The change started with Sputnik in 1957 and went fully into the weird with the 1971 Supreme Court’s Griggs v. Duke Power Co. decision.  The former created the illusion the West had fallen behind the Soviet Union in science and technology. The solution was for the federal government to Do Something about it. That something involved fostering what is now called STEM education and funding scientific research.

The problem? It decoupled science from the market and made it the handmaiden of the federal government. A federal government run by bureaucrats and politicians. The results were predictable: a thousand Trofim Lysenkos bloomed throughout academia in the 1960s and early 1970s. These were individuals whose real skills lay not in their ability to do research but to please their government paymasters: who were politicians and bureaucrats, not scientists. The Golden Rule, in this case, is “he that has the gold makes the rules.”

At the time, these Lysenkos were still low in the academic hierarchy, so the system still worked well through the 1960s and early 1970s (when I began my college education in 1973). Their influence would continue to grow, however, and throughout the 197os and 1980s, scientific crackpottery began to infect our universities. (Remember the hole in the ozone? The new ice age? Acid rain? All the stuff that was supposed to kill us by 2000 and didn’t? Scientific crackpottery.)

Then in 1971, Griggs compounded the problem. The Supreme Court barred the use of competency tests by businesses but permitted the substitution of academic degrees as job qualifications. That made a baccalaureate virtually a requirement for a worthwhile job. It also disconnected the degree from the marketplace. The value of the degree mattered less than its possession. A BS or BA — even one that provided no worthwhile skills — became the ticket to the good life.

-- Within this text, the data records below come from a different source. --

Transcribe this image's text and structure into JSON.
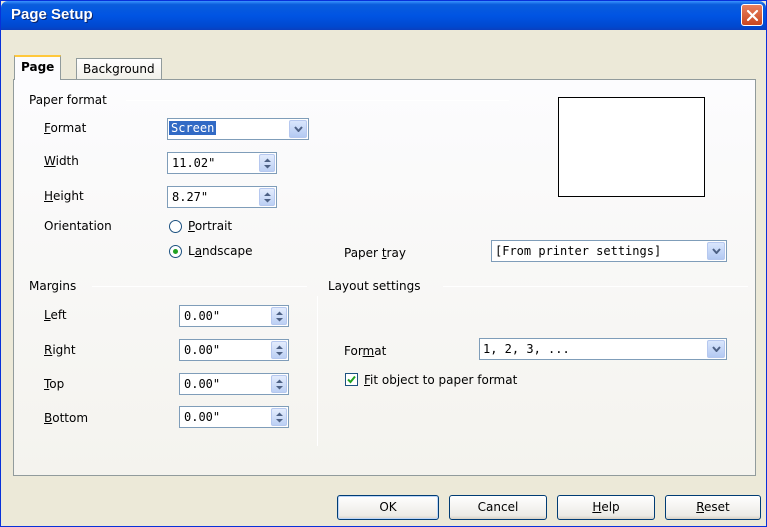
{
  "window": {
    "title": "Page Setup"
  },
  "tabs": [
    {
      "label": "Page"
    },
    {
      "label": "Background"
    }
  ],
  "paper_format": {
    "section_title": "Paper format",
    "format_label": "Format",
    "format_value": "Screen",
    "width_label": "Width",
    "width_value": "11.02\"",
    "height_label": "Height",
    "height_value": "8.27\"",
    "orientation_label": "Orientation",
    "portrait_label": "Portrait",
    "landscape_label": "Landscape",
    "orientation_selected": "Landscape",
    "paper_tray_label": "Paper tray",
    "paper_tray_value": "[From printer settings]"
  },
  "margins": {
    "section_title": "Margins",
    "left_label": "Left",
    "left_value": "0.00\"",
    "right_label": "Right",
    "right_value": "0.00\"",
    "top_label": "Top",
    "top_value": "0.00\"",
    "bottom_label": "Bottom",
    "bottom_value": "0.00\""
  },
  "layout_settings": {
    "section_title": "Layout settings",
    "format_label": "Format",
    "format_value": "1, 2, 3, ...",
    "fit_label": "Fit object to paper format",
    "fit_checked": true
  },
  "buttons": {
    "ok": "OK",
    "cancel": "Cancel",
    "help": "Help",
    "reset": "Reset"
  },
  "colors": {
    "title_bar": "#0054e3",
    "close_button": "#c9461f",
    "dialog_bg": "#ece9d8",
    "active_tab_accent": "#ffc83c"
  },
  "icons": {
    "close": "close-icon",
    "dropdown": "chevron-down-icon",
    "spin": "spin-arrows-icon",
    "check": "check-icon"
  }
}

It is a whole lot easier to provide a worthless education than a worthwhile one. The next 50 years saw a proliferation of junk “studies” degrees and a general dilution of academic standards throughout academia. There have been holdouts, most notably in engineering and medicine. Reality intervenes with bridges, buildings, and surgeries. Woke doesn’t keep the bridge standing or the patient alive. Even these are beginning to get corrupted, however, and soon fealty to the Woke mantra will be the key to getting the required degree to practice in these fields. Bridges and buildings will collapse and people will die, but that’s a small price to pay for academic conformity.

Another outcome of Griggs was to divorce the price of an education from its value. Tuitions began to rise. Relentlessly. When I got my BS in engineering in 1979, I recaptured the entire cost of that education — tuition, books, housing, fees — by the salary I earned in the first nine months as an engineer. When my middle son got his BS in civil engineering in 2011, it took him three years’ salary to recapture that cost, four times as much. Without that ticket, you have no career. The degree has become the equivalent of something specifically barred in the Constitution: a patent of nobility.

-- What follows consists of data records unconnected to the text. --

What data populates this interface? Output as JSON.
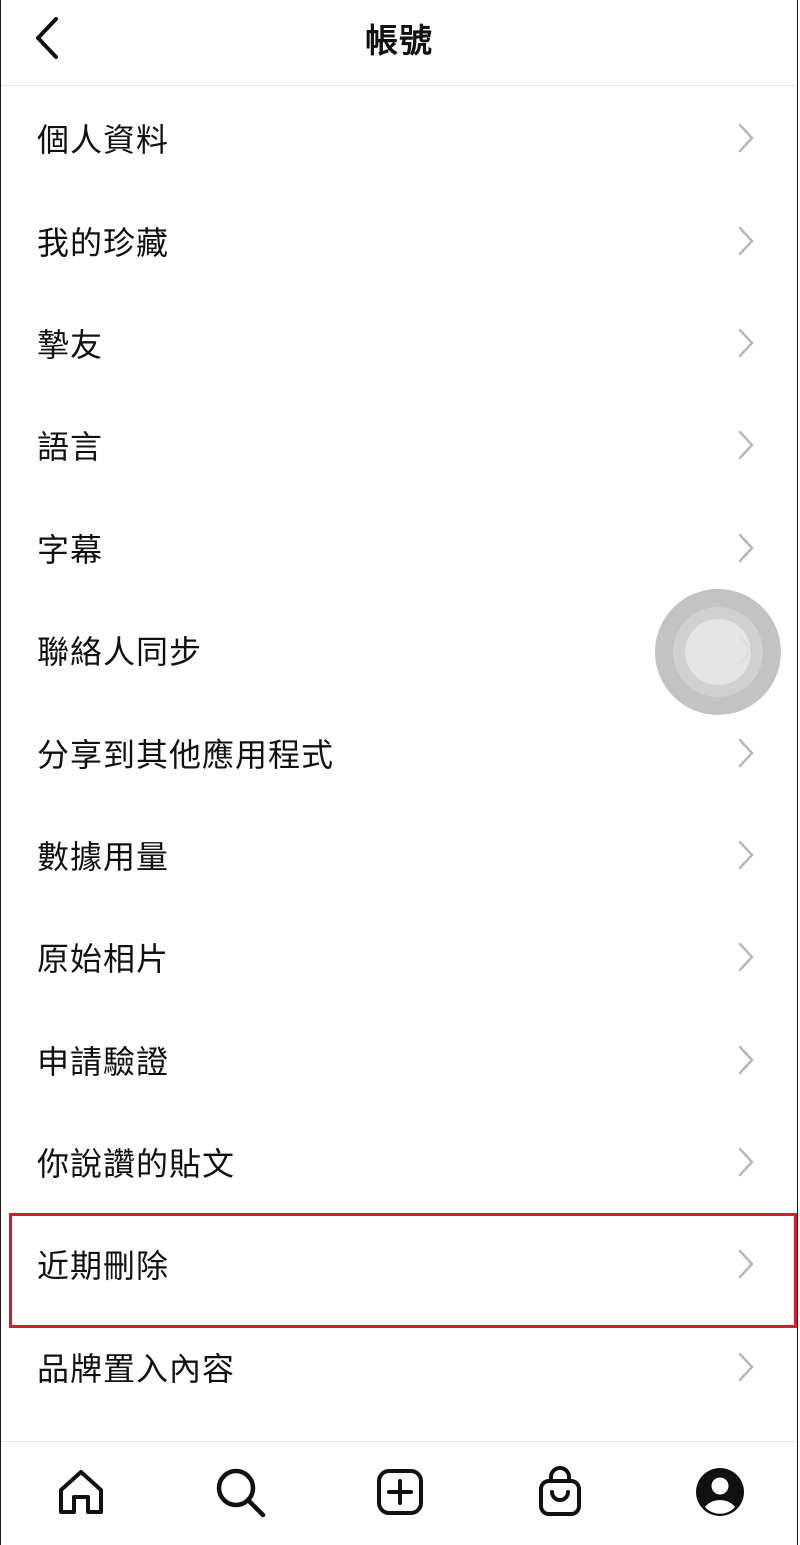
{
  "header": {
    "title": "帳號",
    "back_icon": "chevron-left-icon"
  },
  "menu": {
    "items": [
      {
        "label": "個人資料"
      },
      {
        "label": "我的珍藏"
      },
      {
        "label": "摯友"
      },
      {
        "label": "語言"
      },
      {
        "label": "字幕"
      },
      {
        "label": "聯絡人同步"
      },
      {
        "label": "分享到其他應用程式"
      },
      {
        "label": "數據用量"
      },
      {
        "label": "原始相片"
      },
      {
        "label": "申請驗證"
      },
      {
        "label": "你說讚的貼文"
      },
      {
        "label": "近期刪除"
      },
      {
        "label": "品牌置入內容"
      }
    ],
    "highlighted_item": "近期刪除",
    "chevron_icon": "chevron-right-icon"
  },
  "tabbar": {
    "tabs": [
      {
        "icon": "home-icon"
      },
      {
        "icon": "search-icon"
      },
      {
        "icon": "add-post-icon"
      },
      {
        "icon": "shopping-bag-icon"
      },
      {
        "icon": "profile-icon"
      }
    ]
  },
  "colors": {
    "highlight": "#d0212a",
    "text": "#111111",
    "chevron": "#b8b8b8",
    "divider": "#e6e6e6"
  }
}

Is there a way out? I doubt it. To do so would require making education a competitive market again, as it was in the first half of the 20th century. The first step would be to overturn Griggs, now well past its usefulness. The next would be to get government, especially the federal government, out of funding general research and financing student loans.

It is not going to happen, at least not with a soft landing. As Stein’s Law states: What cannot go on forever will not go on forever. Stein’s Law does not state that when it stops, the process will be painless.